Terpantau dalam video yang viral di media sosial (medsos), terlihat situasi semakin beresiko. Massa aksi membawa senjata tajam (sajam) yang sangat dikhawatirkan akan berakibat pada yang hal-hal yang tidak dinginkan.
Hamdan Halil, Ketua Umum Pengurus Besar Forum Mahasiswa Maluku Utara (PB FORMMALUT) Jabodetabek, kepada media ini, menyayangkan penyampaian aspirasi masyarakat yang mengarah pada tindakan anarkis dan ancaman melalui senjata tajam.
“Penyampaian aspirasi publik melalui unjuk rasa dijamin oleh Peraturan Perundang-undangan sepanjang tidak mengarah pada tindakan anarkis yang membahayakan keselamatan warga dan stabilitas pemerintahan,” ujar Hamdan dalam pernyataannya, Rabu (23/7/2025).

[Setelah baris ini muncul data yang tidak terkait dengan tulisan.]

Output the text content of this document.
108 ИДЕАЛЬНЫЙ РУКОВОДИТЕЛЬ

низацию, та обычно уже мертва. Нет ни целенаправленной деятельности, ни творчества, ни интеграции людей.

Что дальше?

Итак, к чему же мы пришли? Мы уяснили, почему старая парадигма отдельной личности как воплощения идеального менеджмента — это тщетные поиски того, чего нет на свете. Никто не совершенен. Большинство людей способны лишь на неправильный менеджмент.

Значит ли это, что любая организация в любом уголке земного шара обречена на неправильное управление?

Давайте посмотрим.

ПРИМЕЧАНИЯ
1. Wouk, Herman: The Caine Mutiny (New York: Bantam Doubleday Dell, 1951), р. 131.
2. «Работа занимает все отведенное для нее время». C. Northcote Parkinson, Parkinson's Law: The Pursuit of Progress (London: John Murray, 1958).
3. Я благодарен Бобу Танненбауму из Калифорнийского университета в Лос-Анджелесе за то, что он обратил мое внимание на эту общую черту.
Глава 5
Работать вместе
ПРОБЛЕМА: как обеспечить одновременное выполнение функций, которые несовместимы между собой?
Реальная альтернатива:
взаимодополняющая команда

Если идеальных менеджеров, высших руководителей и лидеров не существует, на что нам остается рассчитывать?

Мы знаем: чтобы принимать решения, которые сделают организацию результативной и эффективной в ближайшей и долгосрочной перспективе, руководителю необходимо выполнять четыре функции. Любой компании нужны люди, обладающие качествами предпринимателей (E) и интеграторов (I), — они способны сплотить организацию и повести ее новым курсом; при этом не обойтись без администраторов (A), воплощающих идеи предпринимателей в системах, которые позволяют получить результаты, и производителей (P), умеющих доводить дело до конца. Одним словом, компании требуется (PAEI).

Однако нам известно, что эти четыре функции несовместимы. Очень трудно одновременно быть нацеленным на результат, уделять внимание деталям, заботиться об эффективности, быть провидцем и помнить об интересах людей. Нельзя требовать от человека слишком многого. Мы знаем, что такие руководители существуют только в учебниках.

Keselamatan ini, Lanjut Hamdan, menjadi penting untuk edukasi dan kesadaran bersama atas sanksi hukum yang akan dijatuhkan kepada demonstran yang membawa senjata tajam dalam unjuk rasa.
Menurut Hamdan, merujuk pada ketentuan Pasal 2 ayat (1) Undang-Undang Darurat RI No 12 Tahun 1951, Tentang mengubah “Ordonnantie Tijdelijke Bijzondere Strafbepalingen” (STBL 1948 Nomor 17) dan UU RI Dahulu Nomor 8 Tahun 1948, bahwa seseorang dapat diancam dengan hukuman penjara selama-lamanya 10 tahun jika membawa, memiliki, menguasai, menyimpan, atau mengangkut senjata tajam, serta penusuk dan/atau senjata pemukul.
“Agar tidak berulangnya aksi serupa, atas nama keselamatan bersama mendesak kepada Polda Malut untuk segera mengambil langka tegas penindakan terhadap oknum yang membawa senjata tajam dan yang ikut mengotaki aksi, sehingga apapun model penyampaian aspirasi tetap berjalan damai dan aman,” tegas Hamdan.
Selain itu, Hamdan mendesak, Polda Malut, segera mengerahkan personil untuk mengawal keamanan masyarakat di Sofifi sekaligus menjamin stabilitas penyelenggaraan pemerintahan Provinsi Maluku Utara.
“Sebab, kedudukan Sofifi sebagai Ibukota Provinsi Maluku Utara menjadi rumah bersama bagi masyarakat 10 Kabupaten/Kota dapat dijamin keamanan dan stabilitas sosialnya dalam menjalankan tugas pelayanan publik,” lugas Hamdan.
“Kami meminta kepada Sultan Tidore dan Walikota untuk dapat mendamaikan suasana, memberi arahan masing-masing pihak dapat menahan diri dan mengedepankan cara-cara hukum dalam menyikapi polemik DOB Sofifi,” Tutup Hamdan.